Shares of the California-based company fell nearly 7% in extended trading.
The company, which sells faux meat in over 100,000 outlets worldwide, last year benefited from consumers stockpiling their freezers with bulk packages of its “burgers” during stay-at-home orders across the United States.
However, sales to restaurants took a hit as many closed. Chief Executive Officer Ethan Brown said during a call with analysts that he was seeing a “slow thaw” of that trend.
Even so, Beyond Meat expects the recovery in its food service business to lag the broader restaurant sector because it sells in many places where capacity is recovering more slowly, including sports venues.
As restaurant sales fell, the company accumulated more pea protein, leading to higher costs for warehousing, it said.
Competition is rising among plant-based protein makers.

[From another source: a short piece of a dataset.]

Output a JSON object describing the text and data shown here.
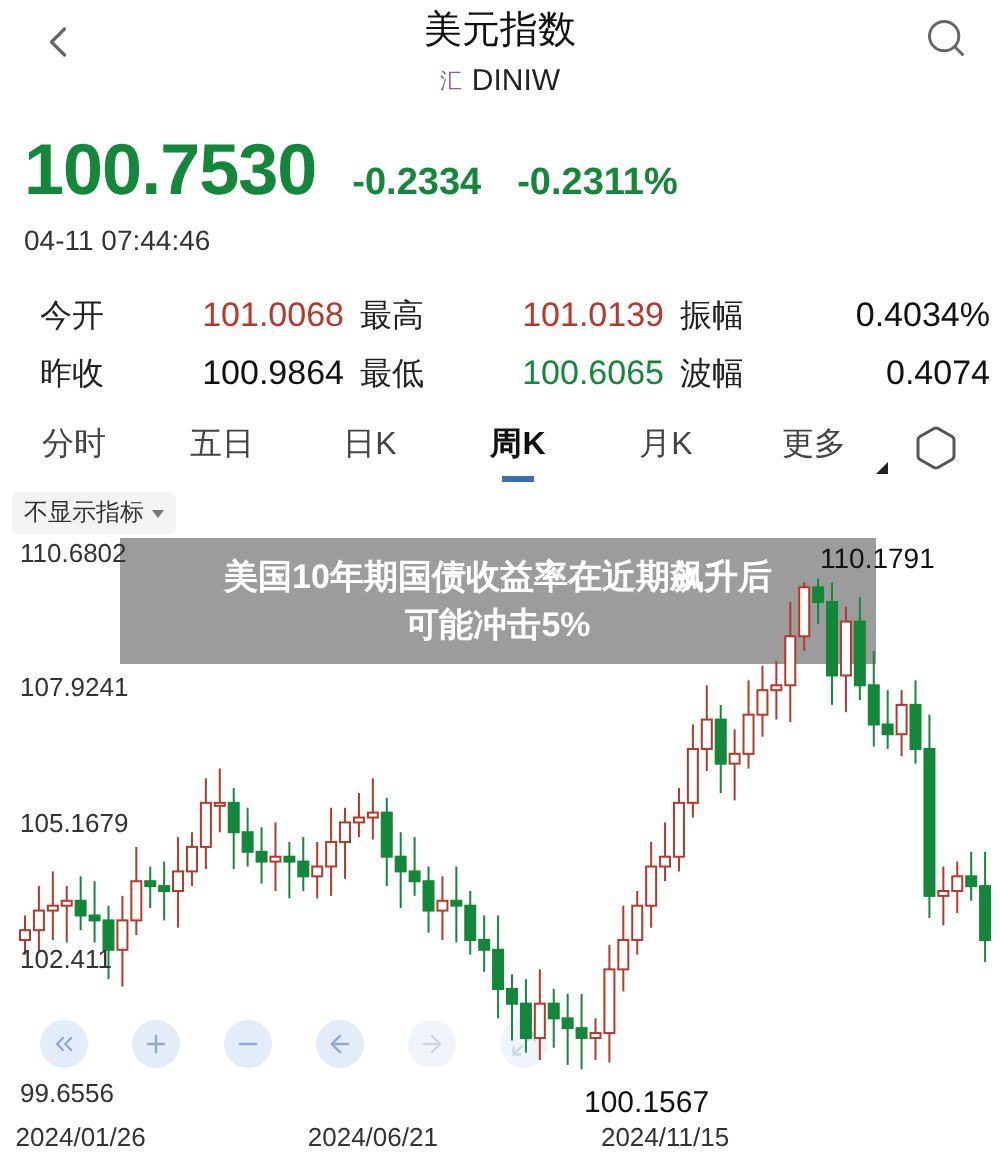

In 2020, U.S. plant-based retail sales reached $7 billion, up 27% year on year, according to the Good Food Institute and the Plant-Based Foods Association (PBFA).
Impossible Foods Inc, Beyond Meat’s biggest rival, is preparing for a public listing which could value the company at around $10 billion or more, Reuters reported in April.
Brown said Beyond Meat’s “main competitor” was discounting two-thirds of its sales and said he was “not going to react and get into some sort of discounting war with them.”
Beyond Meat expects second-quarter revenue in the range of $135 million to $150 million, a rise of 19% to 32%. Analysts had forecast revenue of $142.8 million, according to IBES data from Refinitiv.
In the first quarter ended April 3, net revenue rose about 11% to $108.2 million, missing estimates of $113.7 million.
Excluding one-time items, it lost 42 cents per share – wider than analysts’ expectations of 19 cents.
Its bottom line swung to a net loss of $26.8 million from a profit of $1.8 million a year ago.